Il faut tout le géocentrisme " atlantique " des Mecques de la culture et la haute opinion qu'elles ont de leur importance pour que la prodigieuse créativité de Gutaï soit quasiment passée inaperçue en Occident.
Gutaï a été le premier à opérer de façon massive, plusieurs années avant New York et Paris, le passage d'un art de l'objet à un art du comportement et de l'événement.
Dès leurs premières manifestations collectives, les hommes de Gutai ont résolu une fois pour toutes le problème de l'objet par sa suppression. Leurs expositions en plein air, sur scène, leur festival dans le ciel, leurs innombrables propositions marquaient assez, dès 1955-61, que pour eux l'important n'était plus dans la réalisation d'un support durable, réussite plastique ou artisanale, mais bien dans la création d'une exceptionnelle force d'impact psychologique laquelle ne pouvait que gagner à s'expanser hors des vieux médiums, dans la totalité du champ matériel, dans le temps et l'espace.
D'où les caractéristiques de Gutai : l'éphémère, le gigantisme, l'indifférence aux lieux culturels, l'extrême liberté dans le choix du terrain (hangars, scènes, bois de pins, etc. ) , la confusion délibérée des moyens d'expression (théâtre, musique, peinture, danse, etc.) et l'appel simultané à tous les sens. D'où enfin l'extrême liberté dans le choix des matériaux: feu, papier, fumée, boue, flèches, vinyle, gonflables, trous dans le sol, cailloux, etc.
Il faudra déterminer un jour les rapports exacts - fussent-il indirects - de Gutai avec Yves Klein, le groupe Zéro, Kaprow et toute l'école de l'événement qui s'est développée par la suite. Une part notable des expériences qui se réalisent actuellement dans le monde artistique ont été annoncées par Gutai: earth works, art topologique (aménagement du paysage), participation du spectateur, art collectif, labyrinthes, process art, œuvres-feu, œuvres aléatoires, gonflables, air art, sky art tout est là, dans les photos rassemblées ici, et l'on se demande, devant tel "festival sur les toits " qui s'organise à New York, quel intérêt il peut y avoir désormais à refaire tant bien que mal le travail mené par Gutai voici plus de dix ans.

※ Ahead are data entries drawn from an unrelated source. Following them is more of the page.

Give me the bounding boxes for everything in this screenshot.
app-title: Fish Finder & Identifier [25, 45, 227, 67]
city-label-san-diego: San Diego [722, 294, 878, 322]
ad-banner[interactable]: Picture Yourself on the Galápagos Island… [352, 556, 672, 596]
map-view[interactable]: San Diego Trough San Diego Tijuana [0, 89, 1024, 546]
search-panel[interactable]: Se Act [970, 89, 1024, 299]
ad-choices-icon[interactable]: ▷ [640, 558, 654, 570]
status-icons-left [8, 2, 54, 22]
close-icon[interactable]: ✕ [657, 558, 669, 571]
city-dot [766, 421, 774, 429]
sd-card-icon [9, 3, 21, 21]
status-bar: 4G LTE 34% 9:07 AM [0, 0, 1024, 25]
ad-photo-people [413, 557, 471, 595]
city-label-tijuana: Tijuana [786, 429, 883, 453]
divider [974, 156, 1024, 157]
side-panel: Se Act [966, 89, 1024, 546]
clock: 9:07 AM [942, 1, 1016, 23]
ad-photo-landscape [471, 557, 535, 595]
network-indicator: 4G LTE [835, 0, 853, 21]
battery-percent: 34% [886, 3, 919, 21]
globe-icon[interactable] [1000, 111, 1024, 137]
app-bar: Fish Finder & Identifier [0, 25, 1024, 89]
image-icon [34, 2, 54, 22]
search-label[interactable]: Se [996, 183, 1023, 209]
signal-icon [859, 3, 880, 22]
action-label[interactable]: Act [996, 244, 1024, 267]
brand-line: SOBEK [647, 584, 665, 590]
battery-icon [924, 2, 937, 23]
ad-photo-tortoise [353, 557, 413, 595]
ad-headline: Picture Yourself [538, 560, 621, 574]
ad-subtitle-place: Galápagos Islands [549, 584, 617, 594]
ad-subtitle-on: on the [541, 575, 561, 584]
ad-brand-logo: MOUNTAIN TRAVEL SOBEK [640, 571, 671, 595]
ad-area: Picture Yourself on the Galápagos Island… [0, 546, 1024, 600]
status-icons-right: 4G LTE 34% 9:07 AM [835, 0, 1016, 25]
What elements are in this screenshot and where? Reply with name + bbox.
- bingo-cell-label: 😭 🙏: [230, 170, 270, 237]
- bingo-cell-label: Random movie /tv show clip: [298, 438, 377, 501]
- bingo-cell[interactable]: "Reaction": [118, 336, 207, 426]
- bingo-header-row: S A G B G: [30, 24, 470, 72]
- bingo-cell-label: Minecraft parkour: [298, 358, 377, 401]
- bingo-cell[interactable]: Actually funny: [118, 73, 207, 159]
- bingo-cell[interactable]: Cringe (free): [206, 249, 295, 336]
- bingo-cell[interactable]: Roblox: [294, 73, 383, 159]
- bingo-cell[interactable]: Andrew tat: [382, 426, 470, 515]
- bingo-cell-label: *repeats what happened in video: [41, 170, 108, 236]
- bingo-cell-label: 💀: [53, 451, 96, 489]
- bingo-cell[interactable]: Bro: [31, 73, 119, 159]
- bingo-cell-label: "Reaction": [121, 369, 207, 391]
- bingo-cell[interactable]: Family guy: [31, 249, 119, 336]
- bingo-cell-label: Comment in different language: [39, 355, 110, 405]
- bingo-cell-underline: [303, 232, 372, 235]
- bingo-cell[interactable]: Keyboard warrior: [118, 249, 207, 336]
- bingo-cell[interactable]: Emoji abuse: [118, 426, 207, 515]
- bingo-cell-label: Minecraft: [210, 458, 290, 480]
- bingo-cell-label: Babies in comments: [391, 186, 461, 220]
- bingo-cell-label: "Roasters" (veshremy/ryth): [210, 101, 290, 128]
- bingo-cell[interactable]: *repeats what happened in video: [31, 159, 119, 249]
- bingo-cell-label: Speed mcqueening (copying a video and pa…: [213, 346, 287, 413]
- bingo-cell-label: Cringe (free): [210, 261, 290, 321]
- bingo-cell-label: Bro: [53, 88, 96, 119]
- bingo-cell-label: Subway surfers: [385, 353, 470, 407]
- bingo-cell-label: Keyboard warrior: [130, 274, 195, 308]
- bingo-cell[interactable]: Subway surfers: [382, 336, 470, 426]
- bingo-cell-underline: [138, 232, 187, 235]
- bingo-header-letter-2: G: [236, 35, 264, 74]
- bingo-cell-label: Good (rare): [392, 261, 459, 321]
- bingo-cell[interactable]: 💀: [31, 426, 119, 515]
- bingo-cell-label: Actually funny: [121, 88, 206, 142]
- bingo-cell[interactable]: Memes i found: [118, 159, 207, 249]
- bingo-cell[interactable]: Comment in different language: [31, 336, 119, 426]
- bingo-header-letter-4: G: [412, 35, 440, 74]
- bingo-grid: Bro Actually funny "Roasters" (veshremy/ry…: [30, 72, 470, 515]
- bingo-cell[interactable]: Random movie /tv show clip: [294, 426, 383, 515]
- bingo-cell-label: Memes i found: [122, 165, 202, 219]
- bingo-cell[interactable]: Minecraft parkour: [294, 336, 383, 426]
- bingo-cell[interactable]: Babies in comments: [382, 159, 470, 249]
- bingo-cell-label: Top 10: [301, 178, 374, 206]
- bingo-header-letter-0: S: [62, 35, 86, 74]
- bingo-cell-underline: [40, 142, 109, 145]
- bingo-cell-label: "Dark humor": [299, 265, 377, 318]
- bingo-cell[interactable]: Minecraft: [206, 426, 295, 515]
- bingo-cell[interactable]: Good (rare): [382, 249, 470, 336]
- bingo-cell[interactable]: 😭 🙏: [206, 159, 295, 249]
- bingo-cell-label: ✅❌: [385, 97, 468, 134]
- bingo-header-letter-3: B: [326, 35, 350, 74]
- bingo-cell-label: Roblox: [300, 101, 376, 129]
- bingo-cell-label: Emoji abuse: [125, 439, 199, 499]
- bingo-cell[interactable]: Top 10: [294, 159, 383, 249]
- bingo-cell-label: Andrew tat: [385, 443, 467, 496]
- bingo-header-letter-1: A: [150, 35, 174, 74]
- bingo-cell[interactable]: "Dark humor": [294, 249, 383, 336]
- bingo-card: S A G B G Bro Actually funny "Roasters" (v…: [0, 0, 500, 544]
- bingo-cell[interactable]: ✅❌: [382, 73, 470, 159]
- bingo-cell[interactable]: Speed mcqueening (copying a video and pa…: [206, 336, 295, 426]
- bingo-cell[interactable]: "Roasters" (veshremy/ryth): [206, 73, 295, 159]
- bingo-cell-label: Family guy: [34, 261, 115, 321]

Car la bataille conduite par les Japonais pour l'éclatement du concept d'objet avait toute sa valeur à l'époque, quand la quasi totalité du milieu artistique s'en tenait aux vieux fétichisme du tableau, de la sculpture, du ready-made ou de l'assemblage néo-dada.
Ces problèmes sont résolus aujourd'hui.

Les expositions qui se développent actuellement aux Etats-Unis sur le thème du feu, de l'air, de la terre, de l'eau et sous le titre général d'" elemental sculpture ", ont un premier défaut: mettre l'accent sur le matériau, sur le médium aux dépens de la pensée. Néo-bucolisme qui n'est qu'une image inversée du néo-technicisme de type EAT (voir Editorial Robho N° 4) . Après les ingénieurs " distrayants ", voici la vague des troglodytes pétrissant de la glaise et soufflant sur le feu. A quand une exposition sur la pierre ou le fer ? On y verra tout le monde même la Vénus de Lespugue.
Il se pourrait que la reprise, un peu partout dans le monde, après plus de dix ans, du vaste registre de Gutaï, ne soit qu'une manière de rendre inoffensive voire commerciale une entreprise qui pouvait appeler d'autres développements Que dans l'art décoratif. Voici ce qu'on lit par exemple d'Otto Piene à propos de ses lancers de ballons à Boston (Arts Canada; Juin 1969) : " Les villes sont devenues des labyrinthes de cauchemar. Nos " fleurs volantes ", dans leur ciel, seront vues par tous, feront apparaître les forces rassurantes de la nature et y réimplanteront la beauté comme une force de vie régulatrice. " Cette conception d'un ciel-vitrine offrant au passant des villes le " joyeux " vis-à-vis d'un jeu de ballons, et plus généralement cette façon de considérer l'artiste comme l'amuseur, l'endormeur de nos dimanches, c'est Gutaï réinterprété, rétréci, vu par le petit côté de la lorgnette. Toute répétition est réduction. La splendide percée du groupe japonais méritait mieux.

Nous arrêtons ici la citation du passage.